Considering a simple linear regression model e.g. $$y_i = \alpha + \beta x_i + \epsilon$$ , in probabilistic terms: $$\mu_i = \alpha + \beta x_i$$ $$y_i \sim \mathcal{N}(\mu_i, \sigma)$$

We assume prior distributions on the parameters $$\alpha, \beta, \sigma$$ and apply Bayes theorem (posterior $$\propto$$ likelihood x prior) i.e.:

$$f(\alpha, \beta, \sigma | Y, X) \propto \prod_{i=1}^{n} \mathcal{N}(y_i; \alpha + \beta x_i, \sigma) f_\alpha(\alpha)f_\beta(\beta) f_\sigma (\sigma)$$

With priors and data, we then perform Markov Chain Monte Carlo method for sampling from this posterior distribution.

My question is:

• How do loss functions or different loss functions fit into this picture?
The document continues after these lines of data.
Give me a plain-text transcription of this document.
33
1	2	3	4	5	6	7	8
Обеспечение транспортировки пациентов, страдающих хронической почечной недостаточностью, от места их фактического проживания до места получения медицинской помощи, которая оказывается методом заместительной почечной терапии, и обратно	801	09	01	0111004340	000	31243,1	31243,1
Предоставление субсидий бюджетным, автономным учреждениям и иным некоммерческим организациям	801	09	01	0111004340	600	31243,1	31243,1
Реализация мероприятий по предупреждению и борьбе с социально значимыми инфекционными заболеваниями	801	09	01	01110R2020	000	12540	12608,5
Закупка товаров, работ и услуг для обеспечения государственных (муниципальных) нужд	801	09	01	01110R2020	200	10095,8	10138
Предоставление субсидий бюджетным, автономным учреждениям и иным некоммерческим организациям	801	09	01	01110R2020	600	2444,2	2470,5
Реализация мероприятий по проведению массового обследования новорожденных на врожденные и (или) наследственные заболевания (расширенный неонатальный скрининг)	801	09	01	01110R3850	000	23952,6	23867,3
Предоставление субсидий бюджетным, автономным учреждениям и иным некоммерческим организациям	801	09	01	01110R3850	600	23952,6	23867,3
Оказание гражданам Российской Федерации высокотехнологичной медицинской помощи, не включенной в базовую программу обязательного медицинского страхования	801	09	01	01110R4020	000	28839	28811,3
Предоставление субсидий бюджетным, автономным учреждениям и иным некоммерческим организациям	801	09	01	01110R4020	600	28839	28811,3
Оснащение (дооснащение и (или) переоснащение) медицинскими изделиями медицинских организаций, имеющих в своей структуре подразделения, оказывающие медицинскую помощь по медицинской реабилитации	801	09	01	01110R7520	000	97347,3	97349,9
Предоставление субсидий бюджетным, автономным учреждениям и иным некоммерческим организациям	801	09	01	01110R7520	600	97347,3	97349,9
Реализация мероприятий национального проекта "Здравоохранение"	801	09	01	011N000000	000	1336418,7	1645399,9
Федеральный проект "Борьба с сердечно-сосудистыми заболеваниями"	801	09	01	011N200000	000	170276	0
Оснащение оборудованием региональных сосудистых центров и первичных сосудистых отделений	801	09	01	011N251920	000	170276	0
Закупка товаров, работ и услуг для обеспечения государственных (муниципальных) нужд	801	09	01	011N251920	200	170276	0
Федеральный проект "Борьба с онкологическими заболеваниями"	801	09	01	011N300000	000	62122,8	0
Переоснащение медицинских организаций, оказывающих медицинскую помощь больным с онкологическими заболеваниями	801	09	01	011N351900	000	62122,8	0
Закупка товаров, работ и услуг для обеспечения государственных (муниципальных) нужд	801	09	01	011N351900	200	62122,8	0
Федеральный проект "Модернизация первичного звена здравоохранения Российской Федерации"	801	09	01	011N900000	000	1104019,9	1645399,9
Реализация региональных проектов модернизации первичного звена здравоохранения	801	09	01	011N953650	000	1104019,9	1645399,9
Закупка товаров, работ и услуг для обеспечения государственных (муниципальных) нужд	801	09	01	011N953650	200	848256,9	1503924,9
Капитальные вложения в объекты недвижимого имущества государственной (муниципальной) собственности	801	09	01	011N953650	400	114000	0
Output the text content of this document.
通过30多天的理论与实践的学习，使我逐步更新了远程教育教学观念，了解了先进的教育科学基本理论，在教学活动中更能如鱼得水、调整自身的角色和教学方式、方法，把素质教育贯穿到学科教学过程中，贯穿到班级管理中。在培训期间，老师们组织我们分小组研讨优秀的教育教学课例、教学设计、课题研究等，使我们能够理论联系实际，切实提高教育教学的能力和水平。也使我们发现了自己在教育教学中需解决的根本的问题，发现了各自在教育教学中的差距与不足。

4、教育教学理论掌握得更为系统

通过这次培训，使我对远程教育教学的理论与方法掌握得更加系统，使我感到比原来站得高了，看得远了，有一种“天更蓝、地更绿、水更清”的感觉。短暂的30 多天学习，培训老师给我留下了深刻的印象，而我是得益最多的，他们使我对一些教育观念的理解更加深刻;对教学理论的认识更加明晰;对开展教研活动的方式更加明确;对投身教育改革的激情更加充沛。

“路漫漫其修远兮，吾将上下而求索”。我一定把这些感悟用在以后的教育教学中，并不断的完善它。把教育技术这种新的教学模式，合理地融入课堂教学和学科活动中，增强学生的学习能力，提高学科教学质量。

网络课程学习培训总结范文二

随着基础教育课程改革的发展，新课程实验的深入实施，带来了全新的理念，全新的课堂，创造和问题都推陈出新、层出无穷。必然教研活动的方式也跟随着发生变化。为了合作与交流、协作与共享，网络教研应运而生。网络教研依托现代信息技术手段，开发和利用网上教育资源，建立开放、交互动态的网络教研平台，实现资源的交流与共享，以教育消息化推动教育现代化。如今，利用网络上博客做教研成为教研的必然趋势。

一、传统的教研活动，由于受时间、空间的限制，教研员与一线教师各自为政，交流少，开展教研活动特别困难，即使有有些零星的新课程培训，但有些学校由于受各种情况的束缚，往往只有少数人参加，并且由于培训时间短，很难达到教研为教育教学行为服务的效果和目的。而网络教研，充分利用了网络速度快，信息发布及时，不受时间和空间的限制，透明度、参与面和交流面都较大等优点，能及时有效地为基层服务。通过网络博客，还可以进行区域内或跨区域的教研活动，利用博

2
How do loss functions come into the next stage of taking a decision based on the posterior distrubtion?
• Loss functions come into the next stage, where you take a decision based on the posterior distribution, using the loss function to help decide which decision is optimal. Nov 23, 2021 at 9:08
• That is useful thanks @Henry Nov 23, 2021 at 10:05

Same applies to using regularization. In Bayesian setting, regularization is dealt by choosing appropriate priors. For example, $$\ell_2$$ penalty is equivalent to using Gaussian priors for the parameters.